October 23, 2009

LIVE REVIEW: PELICAN, BLACK COBRA, AND SWEET COBRA @ MARQUIS THEATER, DENVER, CO 10/21/09

Pelican

by Andrew Wilhelm (Denver)

Pelican
When: Tuesday, October 22, 2009
Where: Marquis Theater, Denver, CO
With: Black Cobra, Sweet Cobra

Animalistic. That's perhaps the best word for Tuesday night's bill of Pelican, Black Cobra, and Sweet Cobra at the Marquis Theater in Denver. Metal shows are quite zoo-esque anyway: crazed animals out for blood in captivity. The fact that there were two bands with "Cobra" in their name was even more ridiculous. As such in the animal kingdom, however, not all animals are created equal.


Looking at their name, Sweet Cobra would be appropriate for a young band looking to relive 80s pop-metal. In reality, the Chicago quartet (though they performed as a trio for this show, guitarist Matthew Allen Arluck was MIA) are yet another band who definitely sound metal, but seem to have came to heavy music from noise rock and Murder City Devils rather than traditional forms of extreme metal. Bassist Botchy Vaquez's vocals were as burly as his low end, and guitarist Robert Lanham Jr. provided plenty of angular, sometimes quasi-psychedelic guitar parts. The vocals could have been mixed a little higher, and the fact that Sweet Cobra were the first band of the night didn't help reception-wise. Nevertheless, I can't hate on a band that gives it their all, and Sweet Cobra certainly did.

Now, a confession: I've intentionally skipped out on Black Cobra. Twice. The first time, they opened for Slough Feg, whose twin guitar attack mesmerized me so much I thought Black Cobra couldn't live up. Then they played at SXSW, but their set conflicted with Absu's. If you're thinking, "Andrew Wilhelm, you are an ignorant fuck," you are exactly right and I have repented for my sins. I've never heard a band with such huge tone, especially when the lone guitarist, Jason Landrian, makes up half of the band! When Landrian wasn't singing, he was flailing around on stage, clearly enjoying himself. I've always gotten a slight Fu Manchu, surfer-ish vibe from the duo's ultra-heavy form of stoner metal anyway, so the stage movements seemed appropriate. Black Cobra packed the venom Sweet Cobra was somewhat lacking.
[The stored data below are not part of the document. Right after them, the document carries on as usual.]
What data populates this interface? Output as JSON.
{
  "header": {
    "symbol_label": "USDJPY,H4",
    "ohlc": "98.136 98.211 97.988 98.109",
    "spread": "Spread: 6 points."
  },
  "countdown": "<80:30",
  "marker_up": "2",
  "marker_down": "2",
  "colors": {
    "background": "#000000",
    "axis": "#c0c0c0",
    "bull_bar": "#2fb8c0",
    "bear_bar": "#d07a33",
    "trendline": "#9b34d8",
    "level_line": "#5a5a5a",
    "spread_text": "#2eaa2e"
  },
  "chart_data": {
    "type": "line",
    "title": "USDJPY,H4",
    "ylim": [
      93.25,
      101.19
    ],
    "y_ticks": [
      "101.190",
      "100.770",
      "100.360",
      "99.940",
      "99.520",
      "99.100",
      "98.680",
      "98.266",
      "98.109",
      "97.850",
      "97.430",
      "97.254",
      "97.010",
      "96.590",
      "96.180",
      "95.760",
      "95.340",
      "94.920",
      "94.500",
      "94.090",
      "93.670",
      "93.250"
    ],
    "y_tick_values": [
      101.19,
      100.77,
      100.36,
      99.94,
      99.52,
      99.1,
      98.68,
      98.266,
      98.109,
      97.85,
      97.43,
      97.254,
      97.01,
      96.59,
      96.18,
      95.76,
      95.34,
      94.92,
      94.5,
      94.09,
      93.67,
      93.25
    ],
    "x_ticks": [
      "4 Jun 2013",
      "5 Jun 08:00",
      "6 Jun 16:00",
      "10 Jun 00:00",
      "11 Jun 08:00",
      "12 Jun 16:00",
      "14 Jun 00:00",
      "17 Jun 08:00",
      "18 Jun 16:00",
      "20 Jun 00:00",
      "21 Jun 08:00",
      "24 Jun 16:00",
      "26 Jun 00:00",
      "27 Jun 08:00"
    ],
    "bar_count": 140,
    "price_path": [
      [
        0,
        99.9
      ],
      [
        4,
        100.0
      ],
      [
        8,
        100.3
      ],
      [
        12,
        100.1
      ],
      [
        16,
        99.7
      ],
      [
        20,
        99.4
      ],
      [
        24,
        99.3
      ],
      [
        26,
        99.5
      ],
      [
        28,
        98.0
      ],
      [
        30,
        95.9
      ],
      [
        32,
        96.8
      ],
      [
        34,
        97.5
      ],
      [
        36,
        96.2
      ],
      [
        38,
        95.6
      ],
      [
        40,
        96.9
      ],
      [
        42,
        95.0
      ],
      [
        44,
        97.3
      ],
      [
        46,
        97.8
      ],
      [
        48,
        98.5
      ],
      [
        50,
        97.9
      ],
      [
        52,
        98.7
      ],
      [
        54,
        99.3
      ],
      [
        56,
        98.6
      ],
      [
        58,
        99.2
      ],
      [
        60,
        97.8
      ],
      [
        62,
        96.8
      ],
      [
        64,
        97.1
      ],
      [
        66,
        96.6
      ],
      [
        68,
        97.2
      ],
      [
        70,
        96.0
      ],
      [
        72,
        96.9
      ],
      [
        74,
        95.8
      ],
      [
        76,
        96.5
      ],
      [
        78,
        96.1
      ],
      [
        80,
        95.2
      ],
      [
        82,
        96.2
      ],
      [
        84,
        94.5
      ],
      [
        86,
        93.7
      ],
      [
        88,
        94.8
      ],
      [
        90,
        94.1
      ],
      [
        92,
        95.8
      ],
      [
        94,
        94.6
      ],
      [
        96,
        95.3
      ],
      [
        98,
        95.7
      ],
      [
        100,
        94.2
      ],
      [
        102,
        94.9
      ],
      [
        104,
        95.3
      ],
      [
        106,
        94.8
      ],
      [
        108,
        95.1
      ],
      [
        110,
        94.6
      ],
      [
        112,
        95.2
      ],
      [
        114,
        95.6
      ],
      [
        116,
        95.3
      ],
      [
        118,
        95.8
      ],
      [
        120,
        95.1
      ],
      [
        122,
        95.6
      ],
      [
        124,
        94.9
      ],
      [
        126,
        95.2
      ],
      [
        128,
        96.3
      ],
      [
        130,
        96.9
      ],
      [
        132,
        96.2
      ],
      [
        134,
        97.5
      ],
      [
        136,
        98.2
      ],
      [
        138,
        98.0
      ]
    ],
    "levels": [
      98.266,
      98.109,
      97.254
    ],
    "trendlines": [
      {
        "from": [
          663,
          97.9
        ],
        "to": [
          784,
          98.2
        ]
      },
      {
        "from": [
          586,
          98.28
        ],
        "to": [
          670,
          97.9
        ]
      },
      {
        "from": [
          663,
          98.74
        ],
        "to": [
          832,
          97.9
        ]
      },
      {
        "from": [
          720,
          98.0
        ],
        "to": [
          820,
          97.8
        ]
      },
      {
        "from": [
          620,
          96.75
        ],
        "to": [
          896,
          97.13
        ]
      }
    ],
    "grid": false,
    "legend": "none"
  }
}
Having seen Pelican five times now (tied with Slayer!), there is something new every time I see them. Sadly, this time, it was the presence of a mosh pit. The pit didn't erupt until the third song, "Dead Between the Walls," and when it came I don't think anyone was expecting it. In high school, I heard stories about meatheads moshing to A Perfect Circle's "3 Libras," and moshing to Pelican seems equally baffling. Pelican have loads of intricacies in their sound, which makes pit dancing to them quite counter-intuitive.

The stupidity of a few audience members aside, the band came off as more enthusiastic and confident in their performance than ever before. Pelican mostly performed songs of off their forthcoming record, What We All Come To Need. Despite guitarist Trevor de Brauw complaining about the altitude in Denver, they were far from sluggish. They just looked really...delighted to be onstage, a far cry from the stiffness of some post-rock influenced bands. As cliche as it is at metal shows, the more familiar songs off the setlist got the crowd more worked up. Longtime staple "Drought" didn't make the cut, but two standouts were "GW" and "Sirius," the latter preceding a rather awkward encore. Drummer Larry Herwig bolted before the rest of the band, confusing the audience into thinking the altitude finally overcame him. Pelican proved this wrong by closing with "City of Echoes," bolstered by an extended breakdown where Larry and his brother, bassist Bryan, jammed after de Brauw and Laurent Schroeder-Lebec hung their guitars up.

An excellent show altogether, and I'll leave you with this thought: wouldn't "Angel Tears" totally fit on a My Dying Bride album?